Additionally our consciousness according to Husserl is always intentional which is to say that it is always in action (doing something) and it is always directed towards something (referring towards something). The former is called noesis and the latter - noema.
How, however, one is supposed to find the essence (eidos)? The proper way is to let noesis and noema cohere by checking out all the ways they may combine that are necessary and invariant. Husserl says we have to adapt the method of imaginary variation in order to bring about an intuition into something as essence.

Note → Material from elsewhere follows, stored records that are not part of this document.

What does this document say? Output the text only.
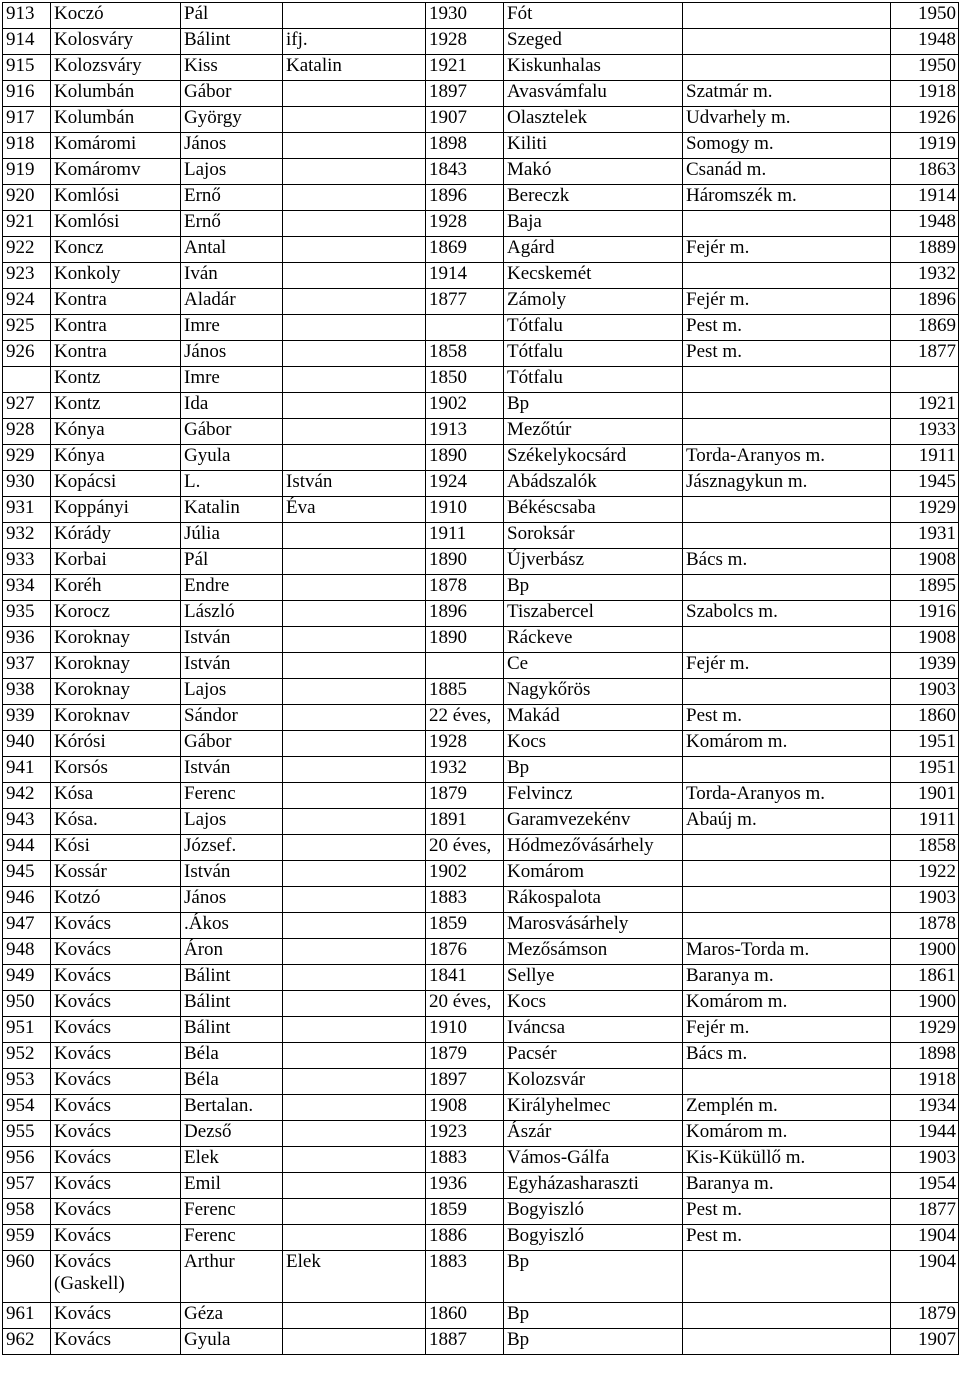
913	Koczó	Pál		1930	Fót		1950
914	Kolosváry	Bálint	ifj.	1928	Szeged		1948
915	Kolozsváry	Kiss	Katalin	1921	Kiskunhalas		1950
916	Kolumbán	Gábor		1897	Avasvámfalu	Szatmár m.	1918
917	Kolumbán	György		1907	Olasztelek	Udvarhely m.	1926
918	Komáromi	János		1898	Kiliti	Somogy m.	1919
919	Komáromv	Lajos		1843	Makó	Csanád m.	1863
920	Komlósi	Ernő		1896	Bereczk	Háromszék m.	1914
921	Komlósi	Ernő		1928	Baja		1948
922	Koncz	Antal		1869	Agárd	Fejér m.	1889
923	Konkoly	Iván		1914	Kecskemét		1932
924	Kontra	Aladár		1877	Zámoly	Fejér m.	1896
925	Kontra	Imre			Tótfalu	Pest m.	1869
926	Kontra	János		1858	Tótfalu	Pest m.	1877
	Kontz	Imre		1850	Tótfalu		
927	Kontz	Ida		1902	Bp		1921
928	Kónya	Gábor		1913	Mezőtúr		1933
929	Kónya	Gyula		1890	Székelykocsárd	Torda-Aranyos m.	1911
930	Kopácsi	L.	István	1924	Abádszalók	Jásznagykun m.	1945
931	Koppányi	Katalin	Éva	1910	Békéscsaba		1929
932	Kórády	Júlia		1911	Soroksár		1931
933	Korbai	Pál		1890	Újverbász	Bács m.	1908
934	Koréh	Endre		1878	Bp		1895
935	Korocz	László		1896	Tiszabercel	Szabolcs m.	1916
936	Koroknay	István		1890	Ráckeve		1908
937	Koroknay	István			Ce	Fejér m.	1939
938	Koroknay	Lajos		1885	Nagykőrös		1903
939	Koroknav	Sándor		22 éves,	Makád	Pest m.	1860
940	Kórósi	Gábor		1928	Kocs	Komárom m.	1951
941	Korsós	István		1932	Bp		1951
942	Kósa	Ferenc		1879	Felvincz	Torda-Aranyos m.	1901
943	Kósa.	Lajos		1891	Garamvezekénv	Abaúj m.	1911
944	Kósi	József.		20 éves,	Hódmezővásárhely		1858
945	Kossár	István		1902	Komárom		1922
946	Kotzó	János		1883	Rákospalota		1903
947	Kovács	.Ákos		1859	Marosvásárhely		1878
948	Kovács	Áron		1876	Mezősámson	Maros-Torda m.	1900
949	Kovács	Bálint		1841	Sellye	Baranya m.	1861
950	Kovács	Bálint		20 éves,	Kocs	Komárom m.	1900
951	Kovács	Bálint		1910	Iváncsa	Fejér m.	1929
952	Kovács	Béla		1879	Pacsér	Bács m.	1898
953	Kovács	Béla		1897	Kolozsvár		1918
954	Kovács	Bertalan.		1908	Királyhelmec	Zemplén m.	1934
955	Kovács	Dezső		1923	Ászár	Komárom m.	1944
956	Kovács	Elek		1883	Vámos-Gálfa	Kis-Küküllő m.	1903
957	Kovács	Emil		1936	Egyházasharaszti	Baranya m.	1954
958	Kovács	Ferenc		1859	Bogyiszló	Pest m.	1877
959	Kovács	Ferenc		1886	Bogyiszló	Pest m.	1904
960	Kovács (Gaskell)	Arthur	Elek	1883	Bp		1904
961	Kovács	Géza		1860	Bp		1879
962	Kovács	Gyula		1887	Bp		1907
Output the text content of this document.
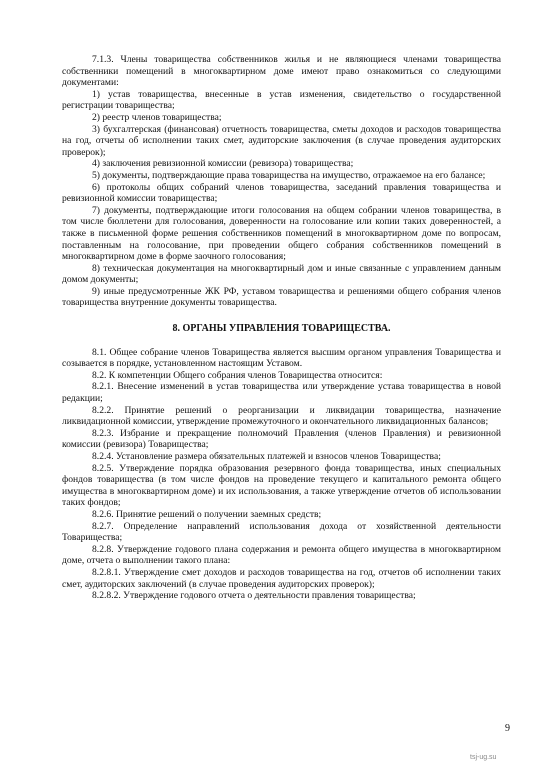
7.1.3. Члены товарищества собственников жилья и не являющиеся членами товарищества собственники помещений в многоквартирном доме имеют право ознакомиться со следующими документами:

1) устав товарищества, внесенные в устав изменения, свидетельство о государственной регистрации товарищества;

2) реестр членов товарищества;

3) бухгалтерская (финансовая) отчетность товарищества, сметы доходов и расходов товарищества на год, отчеты об исполнении таких смет, аудиторские заключения (в случае проведения аудиторских проверок);

4) заключения ревизионной комиссии (ревизора) товарищества;

5) документы, подтверждающие права товарищества на имущество, отражаемое на его балансе;

6) протоколы общих собраний членов товарищества, заседаний правления товарищества и ревизионной комиссии товарищества;

7) документы, подтверждающие итоги голосования на общем собрании членов товарищества, в том числе бюллетени для голосования, доверенности на голосование или копии таких доверенностей, а также в письменной форме решения собственников помещений в многоквартирном доме по вопросам, поставленным на голосование, при проведении общего собрания собственников помещений в многоквартирном доме в форме заочного голосования;

8) техническая документация на многоквартирный дом и иные связанные с управлением данным домом документы;

9) иные предусмотренные ЖК РФ, уставом товарищества и решениями общего собрания членов товарищества внутренние документы товарищества.

8. ОРГАНЫ УПРАВЛЕНИЯ ТОВАРИЩЕСТВА.

8.1. Общее собрание членов Товарищества является высшим органом управления Товарищества и созывается в порядке, установленном настоящим Уставом.

8.2. К компетенции Общего собрания членов Товарищества относится:

8.2.1. Внесение изменений в устав товарищества или утверждение устава товарищества в новой редакции;

8.2.2. Принятие решений о реорганизации и ликвидации товарищества, назначение ликвидационной комиссии, утверждение промежуточного и окончательного ликвидационных балансов;

8.2.3. Избрание и прекращение полномочий Правления (членов Правления) и ревизионной комиссии (ревизора) Товарищества;

8.2.4. Установление размера обязательных платежей и взносов членов Товарищества;

8.2.5. Утверждение порядка образования резервного фонда товарищества, иных специальных фондов товарищества (в том числе фондов на проведение текущего и капитального ремонта общего имущества в многоквартирном доме) и их использования, а также утверждение отчетов об использовании таких фондов;

8.2.6. Принятие решений о получении заемных средств;

8.2.7. Определение направлений использования дохода от хозяйственной деятельности Товарищества;

8.2.8. Утверждение годового плана содержания и ремонта общего имущества в многоквартирном доме, отчета о выполнении такого плана:

8.2.8.1. Утверждение смет доходов и расходов товарищества на год, отчетов об исполнении таких смет, аудиторских заключений (в случае проведения аудиторских проверок);

8.2.8.2. Утверждение годового отчета о деятельности правления товарищества;

9
tsj-ug.su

Imaginary variation startlingly resembles machine learning techniques in computer science. One may therefore venture an idea that the real essence of things is available to robots more directly than to humans. The former have fewer preconceptions and entrenched beliefs, if any, as compared to humans. Moreover, the method of imaginary variation may be more effective in the robots’ case than in the case of ordinary people. It is intriguing, therefore, that computer machines may be closer to fathoming the real essence of things than we, humans. Husserl’s famous declaration ”back to the things themselves” might have been intended to be heeded not by humans but by the machines and the machines might have been supposed to experience the moment of “Aha!” when catching the elusive meaning of a particular phenomenon.